Apesar do muito que foi sendo escrito – e do intensivo recurso à História para chamar a atenção do que os homens são capazes de fazer e de estragar – os responsáveis políticos e as opiniões públicas europeias dos últimos vinte anos mostraram-se olimpicamente indiferentes aos sinais de alarme que por vezes vinham acima da linha de água. E foi assim que chegámos aos dias de hoje, com a confirmação de algumas das previsões:  a China assume-se como pretendente natural à liderança global e a Rússia provou, uma vez mais, a natureza sanguinária que é a sua marca desde Ivan o Terrível.
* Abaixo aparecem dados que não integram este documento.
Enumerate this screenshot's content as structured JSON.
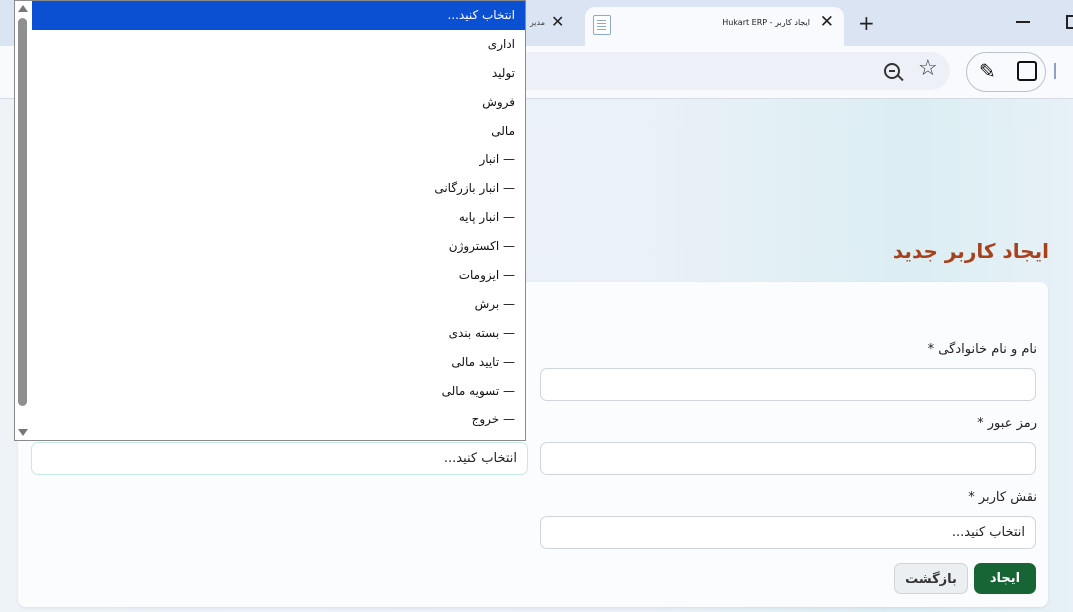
{
  "browser": {
    "inactive_tab_title": "مدیر",
    "active_tab_title": "ایجاد کاربر - Hukart ERP",
    "close_glyph": "✕",
    "new_tab_glyph": "+"
  },
  "page": {
    "title": "ایجاد کاربر جدید",
    "fields": {
      "full_name_label": "نام و نام خانوادگی *",
      "full_name_value": "",
      "password_label": "رمز عبور *",
      "password_value": "",
      "role_label": "نقش کاربر *",
      "role_value": "انتخاب کنید...",
      "department_value": "انتخاب کنید..."
    },
    "buttons": {
      "create": "ایجاد",
      "back": "بازگشت"
    }
  },
  "dropdown": {
    "options": [
      {
        "label": "انتخاب کنید...",
        "selected": true
      },
      {
        "label": "اداری"
      },
      {
        "label": "تولید"
      },
      {
        "label": "فروش"
      },
      {
        "label": "مالی"
      },
      {
        "label": "— انبار"
      },
      {
        "label": "— انبار بازرگانی"
      },
      {
        "label": "— انبار پایه"
      },
      {
        "label": "— اکستروژن"
      },
      {
        "label": "— ایزومات"
      },
      {
        "label": "— برش"
      },
      {
        "label": "— بسته بندی"
      },
      {
        "label": "— تایید مالی"
      },
      {
        "label": "— تسویه مالی"
      },
      {
        "label": "— خروج"
      }
    ]
  },
  "icons": {
    "zoom": "zoom-out-icon",
    "bookmark": "star-icon",
    "extension_a": "eyedropper-icon",
    "extension_b": "puzzle-icon"
  },
  "colors": {
    "title": "#a8401c",
    "create_button": "#176534",
    "selected_option": "#0b4fd3"
  }
}
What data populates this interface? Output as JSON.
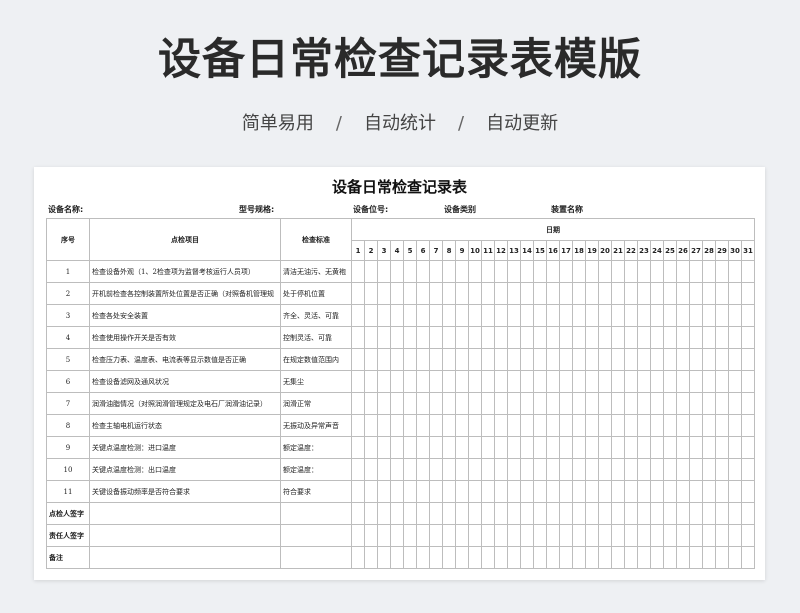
{
  "banner": {
    "title": "设备日常检查记录表模版",
    "features": [
      "简单易用",
      "自动统计",
      "自动更新"
    ],
    "separator": "/"
  },
  "sheet": {
    "title": "设备日常检查记录表",
    "meta": {
      "equipment_name": "设备名称:",
      "model_spec": "型号规格:",
      "equipment_position": "设备位号:",
      "equipment_category": "设备类别",
      "device_name": "装置名称"
    },
    "headers": {
      "no": "序号",
      "item": "点检项目",
      "standard": "检查标准",
      "date": "日期"
    },
    "days": [
      "1",
      "2",
      "3",
      "4",
      "5",
      "6",
      "7",
      "8",
      "9",
      "10",
      "11",
      "12",
      "13",
      "14",
      "15",
      "16",
      "17",
      "18",
      "19",
      "20",
      "21",
      "22",
      "23",
      "24",
      "25",
      "26",
      "27",
      "28",
      "29",
      "30",
      "31"
    ],
    "rows": [
      {
        "no": "1",
        "item": "检查设备外观（1、2检查项为监督考核运行人员项）",
        "standard": "清洁无油污、无黄袍"
      },
      {
        "no": "2",
        "item": "开机前检查各控制装置所处位置是否正确（对照备机管理规",
        "standard": "处于停机位置"
      },
      {
        "no": "3",
        "item": "检查各处安全装置",
        "standard": "齐全、灵活、可靠"
      },
      {
        "no": "4",
        "item": "检查使用操作开关是否有效",
        "standard": "控制灵活、可靠"
      },
      {
        "no": "5",
        "item": "检查压力表、温度表、电流表等显示数值是否正确",
        "standard": "在规定数值范围内"
      },
      {
        "no": "6",
        "item": "检查设备滤网及通风状况",
        "standard": "无集尘"
      },
      {
        "no": "7",
        "item": "润滑油脂情况（对照润滑管理规定及电石厂润滑油记录）",
        "standard": "润滑正常"
      },
      {
        "no": "8",
        "item": "检查主轴电机运行状态",
        "standard": "无振动及异常声音"
      },
      {
        "no": "9",
        "item": "关键点温度检测：进口温度",
        "standard": "额定温度："
      },
      {
        "no": "10",
        "item": "关键点温度检测：出口温度",
        "standard": "额定温度："
      },
      {
        "no": "11",
        "item": "关键设备振动频率是否符合要求",
        "standard": "符合要求"
      }
    ],
    "footer": {
      "inspector": "点检人签字",
      "responsible": "责任人签字",
      "remarks": "备注"
    }
  }
}
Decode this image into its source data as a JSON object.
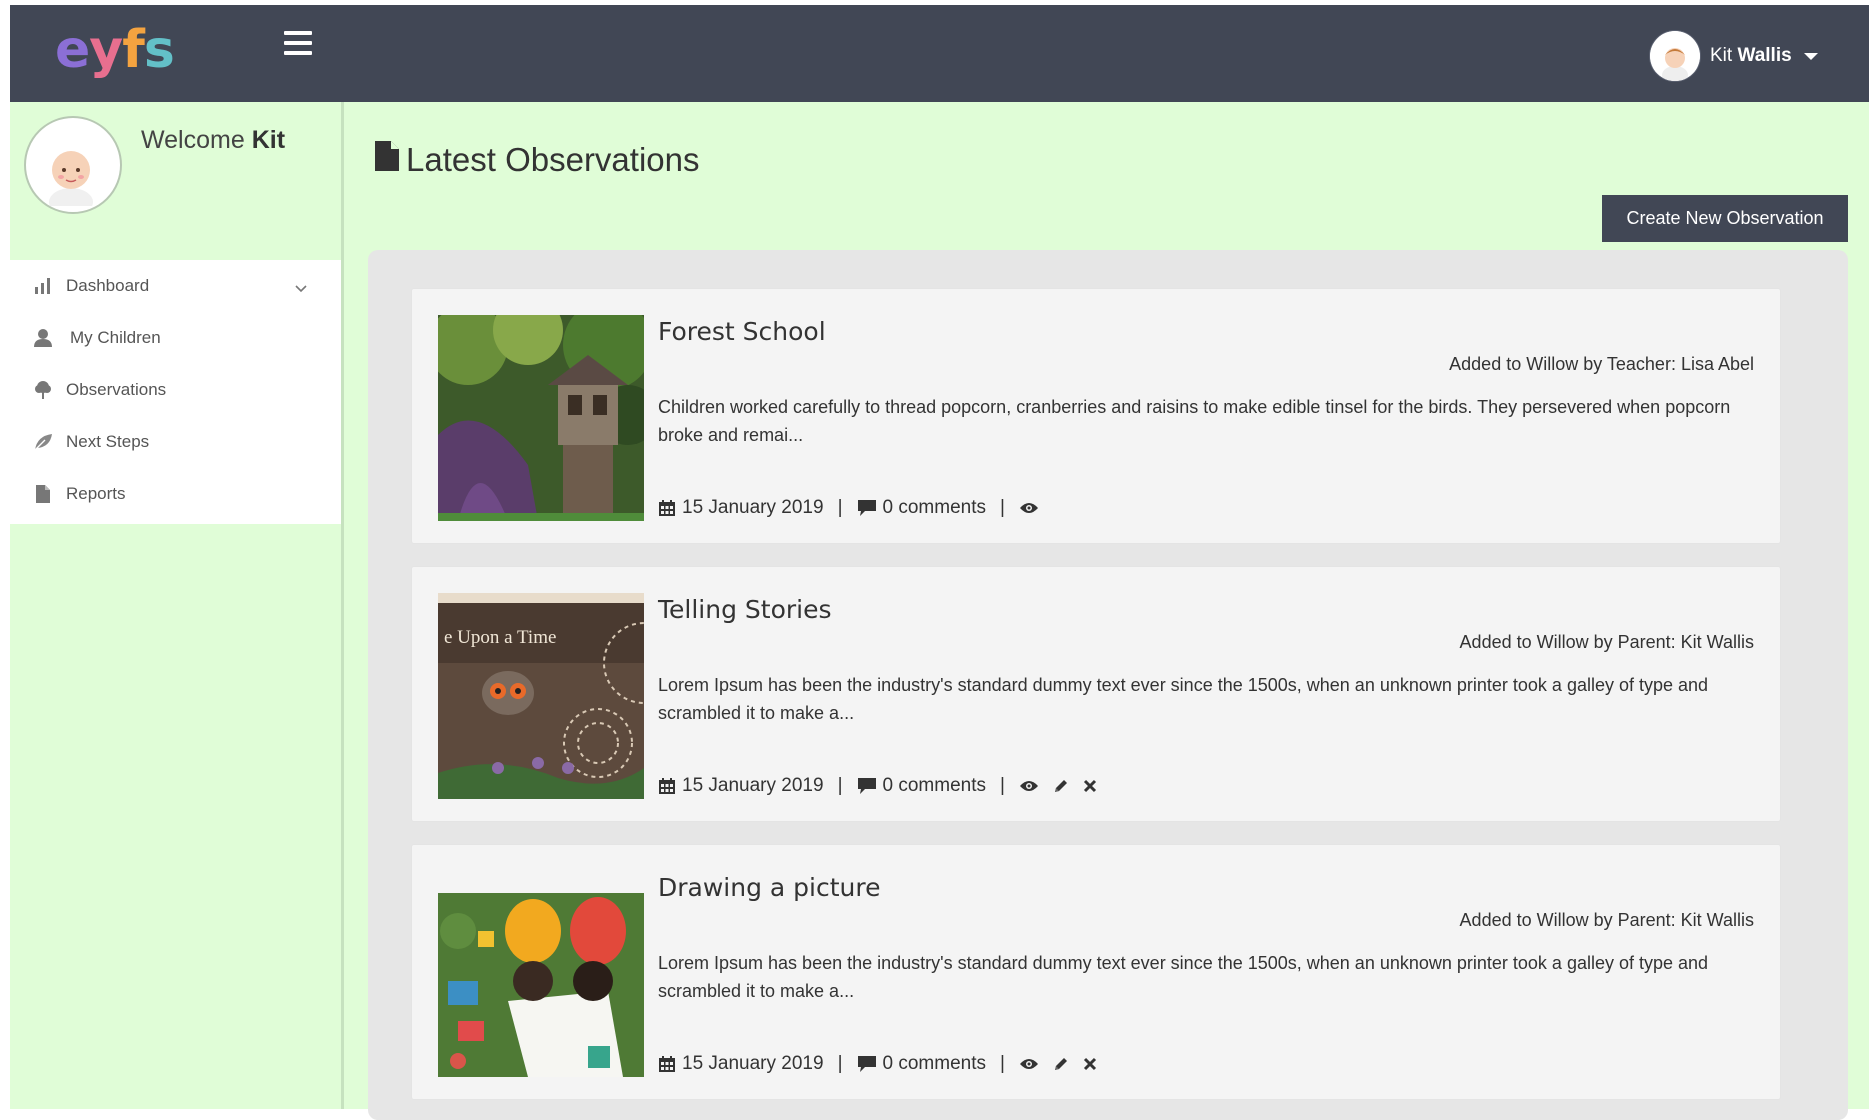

Quanto à Europa, fruto das divisões internas, não conseguiu afirmar-se como uma força de interposição política e económica entre as grandes potências. A grande surpresa, no entanto, acabou por acontecer, com grande estrondo, na América, onde o voto recoloca Trump no poder; apesar de desprovido das mais elementares características de urbanidade e de decência, de ser indiferente à sorte dos outros fora dos seus círculos de influência e de desconhecer ou desprezar o património jurídico que garante os direitos de cada um numa sociedade organizada, Trump seduziu e hipnotizou a maioria do eleitorado. Em resultado, a mais antiga e importante democracia do mundo moderno avança para o autoritarismo a golpes de teatro promovidos nas plataformas sociais e na televisão, reconhece apenas a lei do mais forte e aceita a corrupção como um modo adequado de exercício do poder. Esta mudança de paradigma representa para a Europa, histórica aliada da América, o fim da ligação atlântica privilegiada e da protecção militar de que beneficiava há oito décadas. Num curto espaço de anos, ocorreram alterações tão substanciais no nosso mundo, que os arquétipos e conceitos por que nos regíamos, deixaram de existir.  Agora, é tempo de percebermos onde estamos, analisar a situação e ver o que podemos fazer. Pensar que está tudo igual, mais não trará que dissabores e desilusões.

Vejamos os factos.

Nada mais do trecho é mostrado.